この日濃事件の大混乱で、妙本寺の「御宝物箱」にあったという多くの中世以来の曼荼羅本尊、古文書、典籍類が失われた可能性が極めて高いと、千葉大学・大学院教授・佐藤博信氏が著書「安房妙本寺日我一代記」の中で述べている。本阿弥家を経て昭和十年に加治さき子氏によって身延山久遠寺に奉納された弘安三年卯月日の日蓮曼荼羅本尊なども、この時代に妙本寺から流出したと見られている。保田妙本寺の長い歴史の中で、重宝・史料の流出の危機は、わかっているだけでも、中世の永正年代、天文年代、そして江戸時代に入っての、日濃質入れ事件と、三度もある。永正、天文年代の危機は、戦国時代の戦乱によるものだったが、この一連の事件は、住職・日濃個人の私利私欲による犯罪行為によるものであった。この結果、日濃は「重悪の日濃」「重罪日濃」と呼ばれ、中世の時代の日是と同様、保田妙本寺の歴代住職から除歴された。

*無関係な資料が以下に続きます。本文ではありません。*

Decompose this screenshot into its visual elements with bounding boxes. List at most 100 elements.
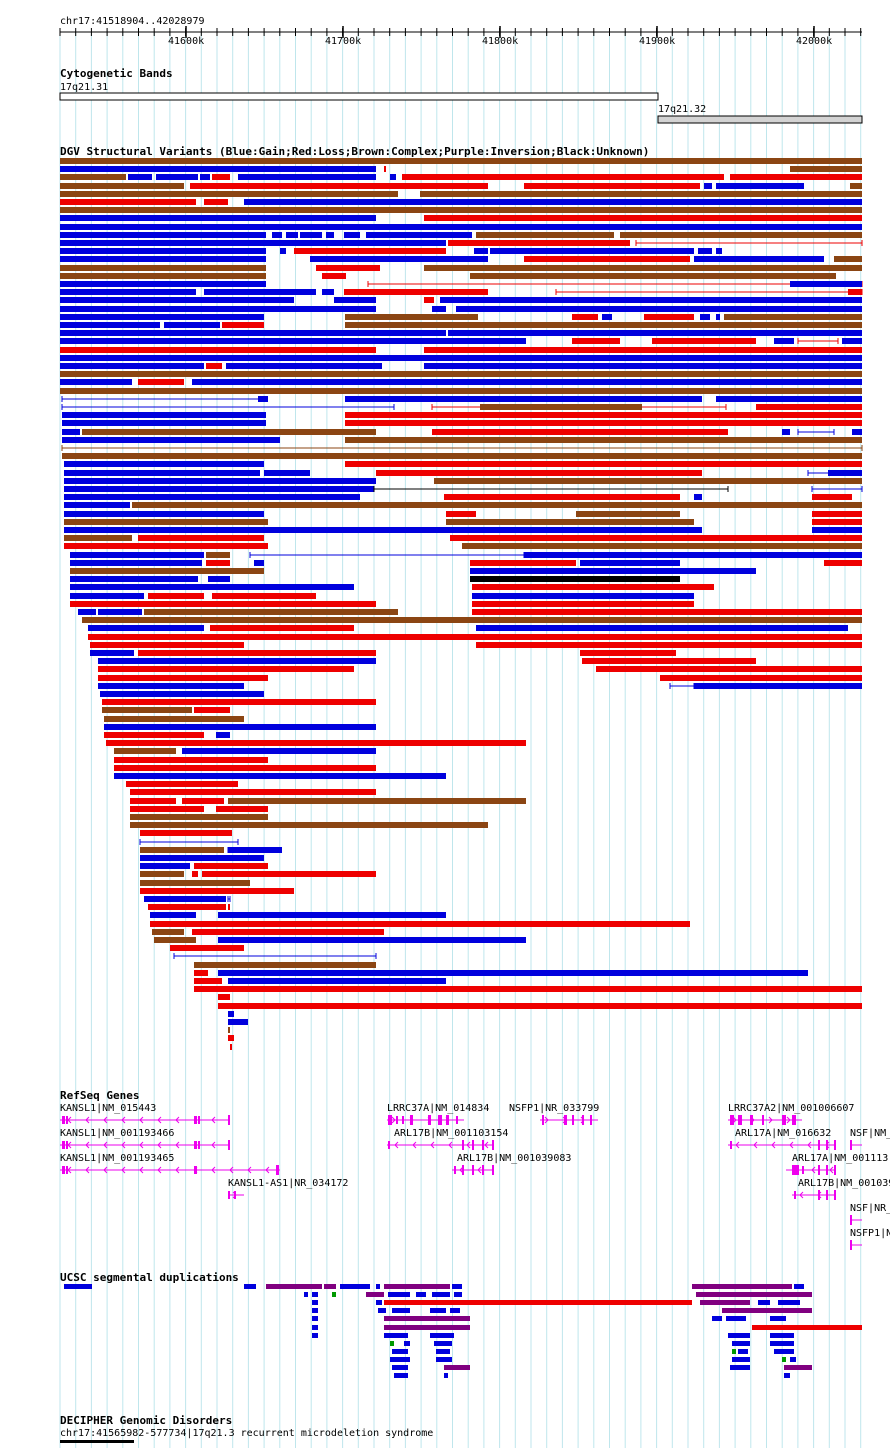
dgv-variant[interactable] xyxy=(200,174,210,180)
segdup-feature[interactable] xyxy=(366,1292,384,1297)
dgv-variant[interactable] xyxy=(286,232,298,238)
dgv-variant[interactable] xyxy=(64,486,374,492)
dgv-variant[interactable] xyxy=(98,666,354,672)
dgv-variant[interactable] xyxy=(60,224,862,230)
dgv-variant[interactable] xyxy=(218,1003,862,1009)
dgv-variant[interactable] xyxy=(694,683,862,689)
dgv-variant[interactable] xyxy=(60,363,204,369)
dgv-variant[interactable] xyxy=(446,511,476,517)
dgv-variant[interactable] xyxy=(716,183,804,189)
dgv-variant[interactable] xyxy=(60,379,132,385)
dgv-variant[interactable] xyxy=(70,584,354,590)
dgv-variant[interactable] xyxy=(228,1027,230,1033)
gene-exon[interactable] xyxy=(826,1165,828,1175)
gene-exon[interactable] xyxy=(462,1140,464,1150)
dgv-variant[interactable] xyxy=(62,453,862,459)
segdup-feature[interactable] xyxy=(384,1333,408,1338)
segdup-feature[interactable] xyxy=(722,1308,812,1313)
decipher-track[interactable]: DECIPHER Genomic Disorders chr17:4156598… xyxy=(60,1414,433,1443)
dgv-variant[interactable] xyxy=(140,855,264,861)
segdup-feature[interactable] xyxy=(700,1300,750,1305)
cytoband-17q21-31[interactable] xyxy=(59,92,659,101)
dgv-variant[interactable] xyxy=(470,568,756,574)
dgv-variant[interactable] xyxy=(130,814,268,820)
dgv-variant[interactable] xyxy=(206,560,230,566)
dgv-variant[interactable] xyxy=(300,232,322,238)
gene-exon[interactable] xyxy=(794,1191,796,1199)
dgv-variant[interactable] xyxy=(138,650,376,656)
dgv-variant[interactable] xyxy=(64,502,130,508)
segdup-feature[interactable] xyxy=(430,1333,454,1338)
gene-exon[interactable] xyxy=(228,1115,230,1125)
gene-exon[interactable] xyxy=(66,1116,68,1124)
dgv-variant[interactable] xyxy=(114,773,446,779)
dgv-variant[interactable] xyxy=(60,158,862,164)
segdup-feature[interactable] xyxy=(304,1292,308,1297)
dgv-variant[interactable] xyxy=(704,183,712,189)
dgv-variant[interactable] xyxy=(60,281,266,287)
gene-exon[interactable] xyxy=(234,1191,236,1199)
gene-exon[interactable] xyxy=(472,1140,474,1150)
dgv-variant[interactable] xyxy=(106,740,526,746)
segdup-feature[interactable] xyxy=(312,1333,318,1338)
segdup-feature[interactable] xyxy=(696,1292,812,1297)
segdup-feature[interactable] xyxy=(730,1365,750,1370)
gene-exon[interactable] xyxy=(388,1115,392,1125)
dgv-variant[interactable] xyxy=(218,994,230,1000)
dgv-variant[interactable] xyxy=(192,929,384,935)
gene-exon[interactable] xyxy=(850,1140,852,1150)
dgv-variant[interactable] xyxy=(310,256,488,262)
dgv-variant[interactable] xyxy=(345,437,862,443)
dgv-variant[interactable] xyxy=(576,511,680,517)
dgv-variant[interactable] xyxy=(130,806,204,812)
gene-exon[interactable] xyxy=(410,1115,413,1125)
dgv-variant[interactable] xyxy=(446,519,694,525)
segdup-feature[interactable] xyxy=(64,1284,92,1289)
dgv-variant[interactable] xyxy=(64,470,260,476)
dgv-variant[interactable] xyxy=(480,404,642,410)
segdup-feature[interactable] xyxy=(726,1316,746,1321)
gene-exon[interactable] xyxy=(198,1141,200,1149)
gene-exon[interactable] xyxy=(66,1141,68,1149)
dgv-variant[interactable] xyxy=(470,560,576,566)
dgv-variant[interactable] xyxy=(345,412,862,418)
gene-exon[interactable] xyxy=(782,1115,786,1125)
dgv-variant[interactable] xyxy=(156,174,198,180)
gene-exon[interactable] xyxy=(730,1141,732,1149)
segdup-feature[interactable] xyxy=(770,1333,794,1338)
dgv-variant[interactable] xyxy=(490,248,694,254)
gene-exon[interactable] xyxy=(826,1140,828,1150)
dgv-track[interactable]: DGV Structural Variants (Blue:Gain;Red:L… xyxy=(60,145,863,1050)
dgv-variant[interactable] xyxy=(212,174,230,180)
dgv-variant[interactable] xyxy=(70,593,144,599)
dgv-variant[interactable] xyxy=(326,232,334,238)
gene-exon[interactable] xyxy=(590,1115,592,1125)
dgv-variant[interactable] xyxy=(182,748,376,754)
segdup-feature[interactable] xyxy=(388,1292,410,1297)
segdup-feature[interactable] xyxy=(732,1341,750,1346)
segdup-feature[interactable] xyxy=(376,1300,382,1305)
dgv-variant[interactable] xyxy=(60,338,526,344)
dgv-variant[interactable] xyxy=(138,535,264,541)
segdup-feature[interactable] xyxy=(390,1357,410,1362)
gene-exon[interactable] xyxy=(462,1165,464,1175)
segdup-feature[interactable] xyxy=(244,1284,256,1289)
gene-exon[interactable] xyxy=(194,1116,197,1124)
dgv-variant[interactable] xyxy=(756,404,862,410)
dgv-variant[interactable] xyxy=(226,363,382,369)
dgv-variant[interactable] xyxy=(524,552,862,558)
segdup-feature[interactable] xyxy=(392,1308,410,1313)
gene-exon[interactable] xyxy=(402,1116,404,1124)
segdup-feature[interactable] xyxy=(416,1292,426,1297)
dgv-variant[interactable] xyxy=(456,306,862,312)
dgv-variant[interactable] xyxy=(98,675,268,681)
dgv-features[interactable] xyxy=(60,158,863,1050)
dgv-variant[interactable] xyxy=(194,978,222,984)
gene-exon[interactable] xyxy=(482,1165,484,1175)
dgv-variant[interactable] xyxy=(228,847,282,853)
dgv-variant[interactable] xyxy=(182,798,224,804)
dgv-variant[interactable] xyxy=(462,543,862,549)
dgv-variant[interactable] xyxy=(852,429,862,435)
dgv-variant[interactable] xyxy=(60,306,376,312)
segdup-feature[interactable] xyxy=(728,1333,750,1338)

なお、「万年救護の大本尊」は、保田妙本寺歴代住職を中心とするさまざまな快復運動等により、保田妙本寺22代住職・日達の代になって、ようやく保田妙本寺に戻っている。それ以来、「万年救護の大本尊」の管理は厳重を極め、現在、この「万年救護の大本尊」は、毎年十月十五日に妙本寺で行われる「虫払い会」の時のみに、奉掲されている。